The brilliance of the “I-Jammer” sketch lies in how Tim and Eric take the signs and signifiers of late-capitalist consumption and stretch them until they are unidentifiable. It’s an outrageous satire of consumerist excess. Their show is the best satire of free market fundamentalist culture — or neoliberalism, if you will — on television in this decade. And throughout all five seasons, consumer culture remains one of the duo’s favorite targets.
Masculinity was the other. Tim and Eric have always had a penchant for hiring outsiders rather than “real” actors — amateur actors and everyday people were a staple of the show’s look. Often it looks like the actors have no idea what they’re doing; it’s unclear if this is by design or not. No one on their show looks like a celebrity, or someone who had a professional do their makeup — least of all the two co-stars. Strange faces are accentuated, non-normative bodies and looks. The two have an obsession with “dads”; many sketches revolve around fatherhood or feature stereotypically “masculine” settings — a bar, or a sports venue, for instance. But by the end of the sketch, the symbols of masculine identity are always subverted, revealed as ridiculous and pathetic. Even though the cast is largely male, its persistent skewering of the masculine might qualify it as feminist.
Last Wednesday, I headed down to San Francisco’s Warfield Theater to see the Tim and Eric 10th Anniversary live show. Ten years after the television show’s debut, Tim and Eric were hitting the road for a live show that blended projection, a live DJ, props and audience participation. How would Tim and Eric look under Trump? Surprisingly, and also unsurprisingly, the answer was: not that different.
In a typical sketch that arrived in the middle of the live show, Tim and Eric invited audience members on the stage to teach them the secrets of their new business school, and possibly grant them a diploma if they get the questions right — turning them into “business boys,” in their parlance. Yet in typical Tim and Eric style, the purpose and function of the business school is obscure, as is what the school teaches. The multiple choice questions given to the audience members were meaningless jargon.

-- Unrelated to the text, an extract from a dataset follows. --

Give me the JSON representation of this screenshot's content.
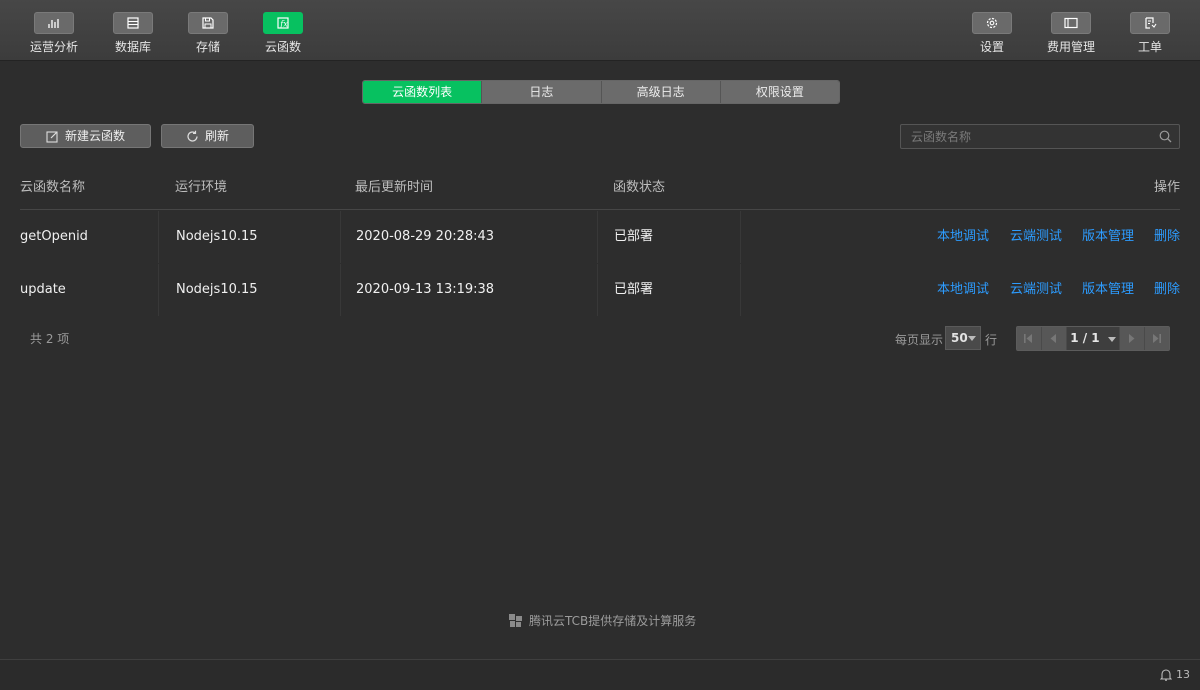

In the Business Boys sketch, Heidecker played a comically sexist instructor who insisted the female contestant on stage couldn’t be a “business boy” by virtue of her gender. When she won the business boy contest and was awarded the diploma, Tim’s character was incensed. Just like real business school, Tim & Eric’s was characterized by casual sexism and obscure jargon just the same.
The main targets of Tim and Eric’s barbs — masculinity and consumerism — haven’t changed much in the past decade. Indeed, if anything, America’s problem with toxic masculinity has become even more pervasive under Trump and could use a good Tim & Eric — style deflating. As the duo prepares to release a season 6 “special,” it couldn’t come at a better moment.